Fig. 1: Full-term human placenta stained for D-type prostanoid (DP)1 receptor. The syncytiotrophoblast, surrounding the chorionic villi and forming part of the placental barrier shows strong staining for the DP1 receptor. The arrow indicates a Hofbauer-cell (fetal macrophage) also showing positive staining for DP1. Red asterisks show fetal capillaries inside the villus and the blue asterisk marks the intravillous space (maternal side). Magnification 100× (A) and 600× (B)

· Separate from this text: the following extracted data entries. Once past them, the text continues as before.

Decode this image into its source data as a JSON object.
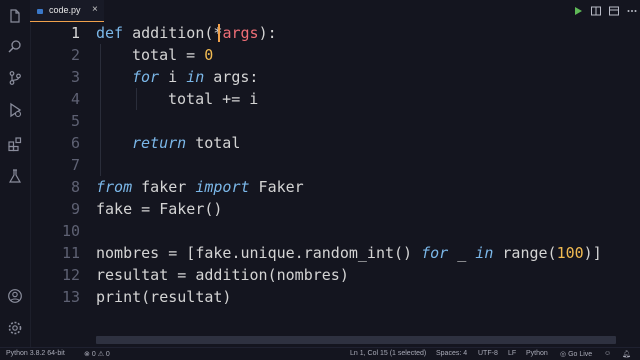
{
  "tab": {
    "filename": "code.py",
    "close_glyph": "×"
  },
  "editor": {
    "active_line": 1,
    "lines": [
      {
        "n": "1"
      },
      {
        "n": "2"
      },
      {
        "n": "3"
      },
      {
        "n": "4"
      },
      {
        "n": "5"
      },
      {
        "n": "6"
      },
      {
        "n": "7"
      },
      {
        "n": "8"
      },
      {
        "n": "9"
      },
      {
        "n": "10"
      },
      {
        "n": "11"
      },
      {
        "n": "12"
      },
      {
        "n": "13"
      }
    ],
    "code": {
      "l1": {
        "def": "def",
        "name": " addition(",
        "star": "*",
        "args": "args",
        "end": "):"
      },
      "l2": {
        "text": "total = ",
        "num": "0"
      },
      "l3": {
        "for": "for",
        "mid": " i ",
        "in": "in",
        "rest": " args:"
      },
      "l4": {
        "text": "total += i"
      },
      "l6": {
        "ret": "return",
        "rest": " total"
      },
      "l8": {
        "from": "from",
        "mid": " faker ",
        "import": "import",
        "rest": " Faker"
      },
      "l9": {
        "text": "fake = Faker()"
      },
      "l11": {
        "a": "nombres = [fake.unique.random_int() ",
        "for": "for",
        "b": " _ ",
        "in": "in",
        "c": " range(",
        "num": "100",
        "d": ")]"
      },
      "l12": {
        "text": "resultat = addition(nombres)"
      },
      "l13": {
        "text": "print(resultat)"
      }
    }
  },
  "statusbar": {
    "python": "Python 3.8.2 64-bit",
    "errors": "0",
    "warnings": "0",
    "position": "Ln 1, Col 15 (1 selected)",
    "spaces": "Spaces: 4",
    "encoding": "UTF-8",
    "eol": "LF",
    "language": "Python",
    "golive": "Go Live"
  },
  "colors": {
    "keyword": "#7bb7e8",
    "number": "#f2bb52",
    "cursor": "#f0a14c",
    "param": "#ef6e76"
  },
  "icons": {
    "activity": [
      "files-icon",
      "search-icon",
      "source-control-icon",
      "run-debug-icon",
      "extensions-icon",
      "flask-icon",
      "account-icon",
      "settings-gear-icon"
    ],
    "toolbar": [
      "run-icon",
      "split-editor-icon",
      "more-icon"
    ]
  }
}
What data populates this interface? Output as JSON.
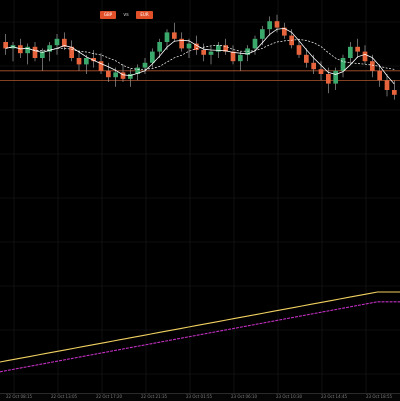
{
  "header": {
    "badge_left": "GBP",
    "badge_right": "EUR",
    "badge_separator": "vs"
  },
  "x_axis": {
    "ticks": [
      "22 Oct 08:15",
      "22 Oct 13:05",
      "22 Oct 17:20",
      "22 Oct 21:35",
      "23 Oct 01:55",
      "23 Oct 06:10",
      "23 Oct 10:30",
      "23 Oct 14:45",
      "23 Oct 18:55"
    ]
  },
  "colors": {
    "background": "#000000",
    "grid": "#1c1c1c",
    "bull": "#3aa96b",
    "bear": "#e8643c",
    "wick": "#9a9a9a",
    "ma_fast": "#ffffff",
    "ma_slow": "#ffffff",
    "level_line": "#b0552e",
    "lower_yellow": "#f0d060",
    "lower_magenta": "#c030c0"
  },
  "chart_data": [
    {
      "type": "candlestick",
      "title": "",
      "ylim": [
        0,
        100
      ],
      "candles": [
        {
          "o": 80,
          "h": 85,
          "l": 72,
          "c": 76
        },
        {
          "o": 76,
          "h": 80,
          "l": 68,
          "c": 78
        },
        {
          "o": 78,
          "h": 82,
          "l": 70,
          "c": 73
        },
        {
          "o": 73,
          "h": 79,
          "l": 66,
          "c": 77
        },
        {
          "o": 77,
          "h": 80,
          "l": 68,
          "c": 70
        },
        {
          "o": 70,
          "h": 76,
          "l": 62,
          "c": 74
        },
        {
          "o": 74,
          "h": 80,
          "l": 68,
          "c": 78
        },
        {
          "o": 78,
          "h": 85,
          "l": 72,
          "c": 82
        },
        {
          "o": 82,
          "h": 86,
          "l": 75,
          "c": 77
        },
        {
          "o": 77,
          "h": 81,
          "l": 68,
          "c": 70
        },
        {
          "o": 70,
          "h": 75,
          "l": 62,
          "c": 66
        },
        {
          "o": 66,
          "h": 72,
          "l": 60,
          "c": 70
        },
        {
          "o": 70,
          "h": 75,
          "l": 64,
          "c": 68
        },
        {
          "o": 68,
          "h": 73,
          "l": 60,
          "c": 62
        },
        {
          "o": 62,
          "h": 67,
          "l": 55,
          "c": 58
        },
        {
          "o": 58,
          "h": 64,
          "l": 52,
          "c": 61
        },
        {
          "o": 61,
          "h": 66,
          "l": 55,
          "c": 57
        },
        {
          "o": 57,
          "h": 63,
          "l": 52,
          "c": 60
        },
        {
          "o": 60,
          "h": 66,
          "l": 56,
          "c": 64
        },
        {
          "o": 64,
          "h": 70,
          "l": 60,
          "c": 67
        },
        {
          "o": 67,
          "h": 76,
          "l": 64,
          "c": 74
        },
        {
          "o": 74,
          "h": 82,
          "l": 70,
          "c": 80
        },
        {
          "o": 80,
          "h": 88,
          "l": 75,
          "c": 86
        },
        {
          "o": 86,
          "h": 92,
          "l": 80,
          "c": 82
        },
        {
          "o": 82,
          "h": 86,
          "l": 74,
          "c": 76
        },
        {
          "o": 76,
          "h": 82,
          "l": 70,
          "c": 79
        },
        {
          "o": 79,
          "h": 84,
          "l": 72,
          "c": 75
        },
        {
          "o": 75,
          "h": 79,
          "l": 68,
          "c": 72
        },
        {
          "o": 72,
          "h": 77,
          "l": 66,
          "c": 74
        },
        {
          "o": 74,
          "h": 80,
          "l": 70,
          "c": 78
        },
        {
          "o": 78,
          "h": 82,
          "l": 72,
          "c": 74
        },
        {
          "o": 74,
          "h": 78,
          "l": 66,
          "c": 68
        },
        {
          "o": 68,
          "h": 74,
          "l": 62,
          "c": 72
        },
        {
          "o": 72,
          "h": 78,
          "l": 68,
          "c": 76
        },
        {
          "o": 76,
          "h": 84,
          "l": 72,
          "c": 82
        },
        {
          "o": 82,
          "h": 90,
          "l": 78,
          "c": 88
        },
        {
          "o": 88,
          "h": 96,
          "l": 84,
          "c": 93
        },
        {
          "o": 93,
          "h": 97,
          "l": 86,
          "c": 89
        },
        {
          "o": 89,
          "h": 92,
          "l": 82,
          "c": 84
        },
        {
          "o": 84,
          "h": 88,
          "l": 76,
          "c": 78
        },
        {
          "o": 78,
          "h": 82,
          "l": 70,
          "c": 72
        },
        {
          "o": 72,
          "h": 76,
          "l": 64,
          "c": 67
        },
        {
          "o": 67,
          "h": 72,
          "l": 60,
          "c": 63
        },
        {
          "o": 63,
          "h": 68,
          "l": 56,
          "c": 60
        },
        {
          "o": 60,
          "h": 64,
          "l": 48,
          "c": 54
        },
        {
          "o": 54,
          "h": 64,
          "l": 50,
          "c": 62
        },
        {
          "o": 62,
          "h": 72,
          "l": 58,
          "c": 70
        },
        {
          "o": 70,
          "h": 80,
          "l": 66,
          "c": 77
        },
        {
          "o": 77,
          "h": 82,
          "l": 70,
          "c": 74
        },
        {
          "o": 74,
          "h": 78,
          "l": 66,
          "c": 68
        },
        {
          "o": 68,
          "h": 72,
          "l": 58,
          "c": 62
        },
        {
          "o": 62,
          "h": 66,
          "l": 52,
          "c": 56
        },
        {
          "o": 56,
          "h": 60,
          "l": 46,
          "c": 50
        },
        {
          "o": 50,
          "h": 56,
          "l": 44,
          "c": 47
        }
      ]
    },
    {
      "type": "line",
      "title": "",
      "ylim": [
        0,
        100
      ],
      "series": [
        {
          "values": [
            20,
            21,
            22,
            23,
            24,
            25,
            26,
            27,
            28,
            29,
            30,
            31,
            32,
            33,
            34,
            35,
            36,
            37,
            38,
            39,
            40,
            41,
            42,
            43,
            44,
            45,
            46,
            47,
            48,
            49,
            50,
            51,
            52,
            53,
            54,
            55,
            56,
            57,
            58,
            59,
            60,
            61,
            62,
            63,
            64,
            65,
            66,
            67,
            68,
            69,
            70,
            70,
            70,
            70
          ]
        },
        {
          "values": [
            13,
            14,
            15,
            16,
            17,
            18,
            19,
            20,
            21,
            22,
            23,
            24,
            25,
            26,
            27,
            28,
            29,
            30,
            31,
            32,
            33,
            34,
            35,
            36,
            37,
            38,
            39,
            40,
            41,
            42,
            43,
            44,
            45,
            46,
            47,
            48,
            49,
            50,
            51,
            52,
            53,
            54,
            55,
            56,
            57,
            58,
            59,
            60,
            61,
            62,
            63,
            63,
            63,
            63
          ]
        }
      ]
    }
  ]
}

Fig. 2: Full-term human placenta stained for D-type prostanoid (DP)2 receptor. The syncytiotrophoblast, surrounding the chorionic villi and forming part of the placental barrier shows staining for the DP2 receptor. The arrow indicates a Hofbauer-cell (fetal macrophage) and the arrowhead points to a fetal leukocyte inside a capillary, both showing positive staining for DP2. Red asterisks show fetal capillaries inside the villus and the blue asterisk marks the intravillous space filled with maternal erythrocytes (maternal side). Magnification 100× (A) and 600× (B).
Bayer AG, Germany; AstraZeneca AB, Sweden; Protaffin GmbH, Graz, Austria.

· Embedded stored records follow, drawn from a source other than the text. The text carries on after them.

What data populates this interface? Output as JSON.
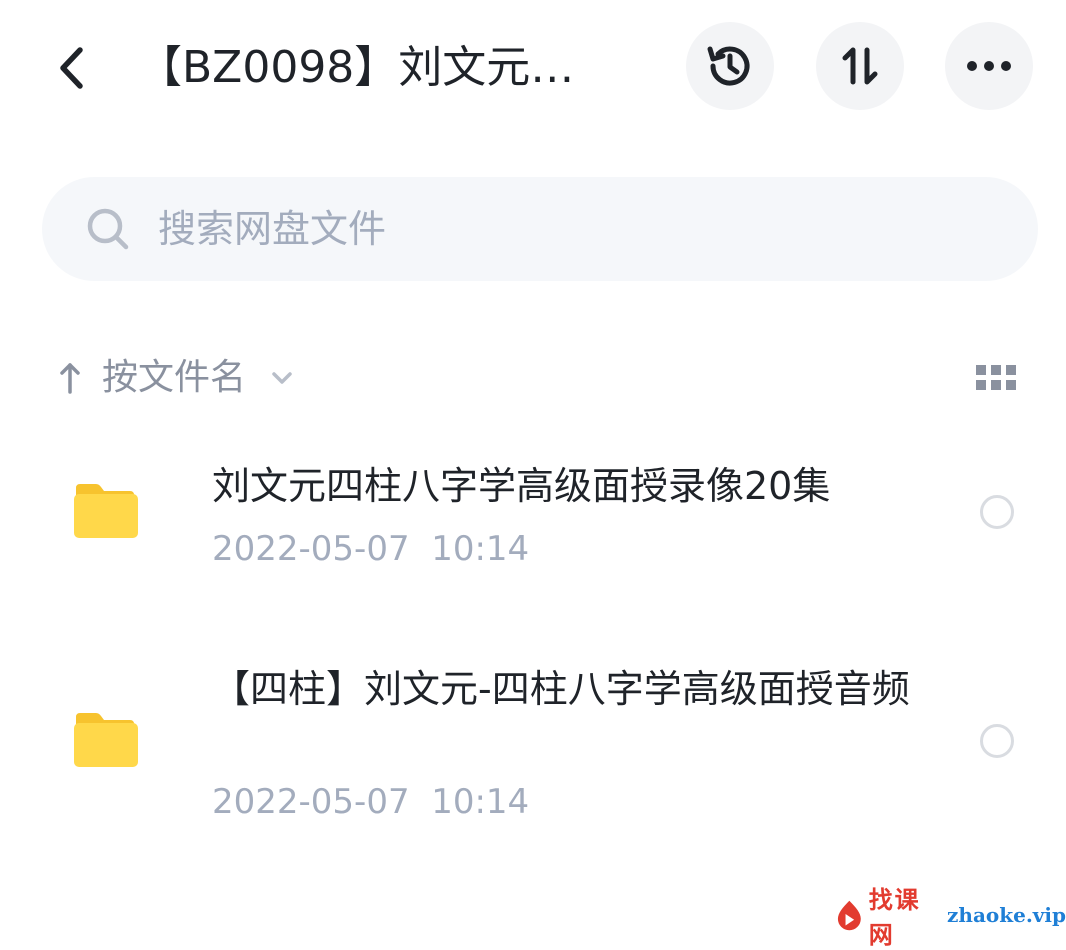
{
  "header": {
    "title": "【BZ0098】刘文元…",
    "back_icon": "chevron-left-icon",
    "history_icon": "history-icon",
    "sort_icon": "sort-toggle-icon",
    "more_icon": "more-dots-icon"
  },
  "search": {
    "placeholder": "搜索网盘文件",
    "value": ""
  },
  "sort_bar": {
    "label": "按文件名",
    "direction_icon": "arrow-up-icon",
    "dropdown_icon": "chevron-down-icon",
    "view_icon": "grid-view-icon"
  },
  "files": [
    {
      "name": "刘文元四柱八字学高级面授录像20集",
      "date": "2022-05-07",
      "time": "10:14",
      "meta": "2022-05-07  10:14",
      "icon": "folder-icon"
    },
    {
      "name": "【四柱】刘文元-四柱八字学高级面授音频",
      "date": "2022-05-07",
      "time": "10:14",
      "meta": "2022-05-07  10:14",
      "icon": "folder-icon"
    }
  ],
  "watermark": {
    "cn": "找课网",
    "en": "zhaoke.vip"
  },
  "colors": {
    "accent_folder": "#ffd84a",
    "folder_tab": "#f7c32e",
    "secondary_text": "#a3acbd",
    "button_bg": "#f3f4f6",
    "search_bg": "#f5f7fa"
  }
}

The laboratory of Ákos Heinemann has a long-standing expertise in the field of leukocyte biology and pharmacology, but also in hemodynamic regulation and vascular biology. Studies are routinely carried out both with primary cells isolated from humans and cells from animal sources, complemented with cell lines for transfection / silencing experiments. The group comprises two post-doctoral fellows, three technicians and five PhD students. Various techniques are being used for a detailed analysis of leukocyte and endothelial cell function, and the group has considerable experience with in vivo models of leukocyte trafficking and inflammation. All the required equipment is available at the institute, including animal and cell-culture facilities, radionuclide laboratory, flow cytometry, real-time PCR systems, fluorescence plate reader, tissue processing and fluorescence microscopy, and a microscopy system to study cell-to-cell interaction and thrombus formation under flow conditions. The group has also access to video-tracking of leukocyte locomotion and laser-scanning microscopy at the CMR.

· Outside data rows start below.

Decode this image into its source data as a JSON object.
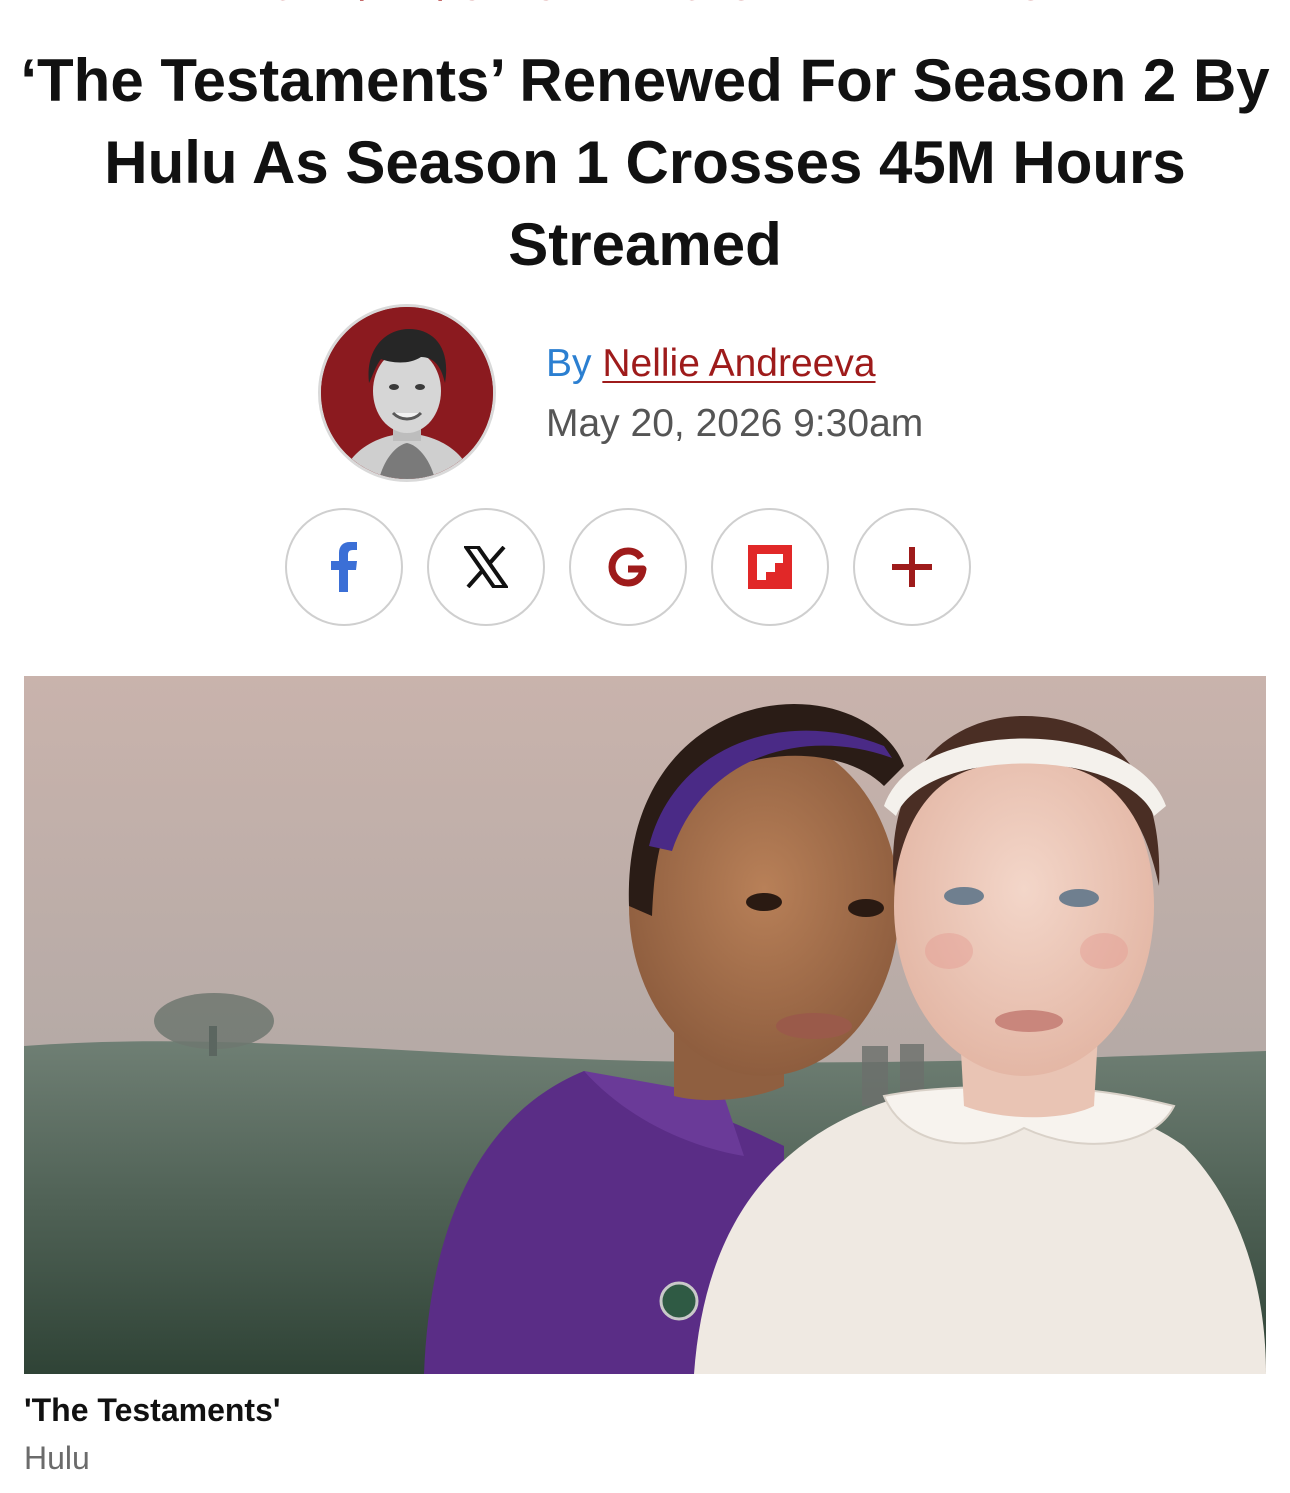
{
  "breadcrumb": "HOME / TV / CANCELLATIONS AND RENEWALS",
  "article": {
    "headline": "‘The Testaments’ Renewed For Season 2 By Hulu As Season 1 Crosses 45M Hours Streamed",
    "byline_prefix": "By",
    "author": "Nellie Andreeva",
    "date": "May 20, 2026 9:30am"
  },
  "share": {
    "items": [
      {
        "icon": "facebook-icon",
        "glyph": "f",
        "color": "#3b6fd6"
      },
      {
        "icon": "x-icon",
        "glyph": "X",
        "color": "#111111"
      },
      {
        "icon": "google-icon",
        "glyph": "G",
        "color": "#9e1b1b"
      },
      {
        "icon": "flipboard-icon",
        "glyph": "F",
        "color": "#e12828"
      },
      {
        "icon": "plus-icon",
        "glyph": "+",
        "color": "#9e1b1b"
      }
    ]
  },
  "image": {
    "caption_title": "'The Testaments'",
    "caption_credit": "Hulu"
  },
  "colors": {
    "accent_red": "#9e1b1b",
    "by_blue": "#2b7fd1",
    "avatar_bg": "#8b1a1f"
  }
}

DP-iDP students will be trained in immunology and will receive insights in the regulation of leukocyte and endothelial function, in particular trafficking and activation, and how this process impacts on inflammation and tissue damage. In addition, they will get background knowledge on current concepts of anti-inflammatory therapies and where demand for further research exists. Students will learn how to analyze signaling properties of G protein-coupled receptors and characterize respective ligands in specific pharmacological and functional immunological assays. The acquired methodologies will comprise isolation and culturing of cells from blood and tissues, flow cytometry, RNA techniques including siRNA gene knock-down, immunoprecipitation and western blot, and laser-scanning microscopy. The students will also be trained to characterize and quantitate specific lipid subclasses by mass spectroscopy (GC-MS, LC-MS).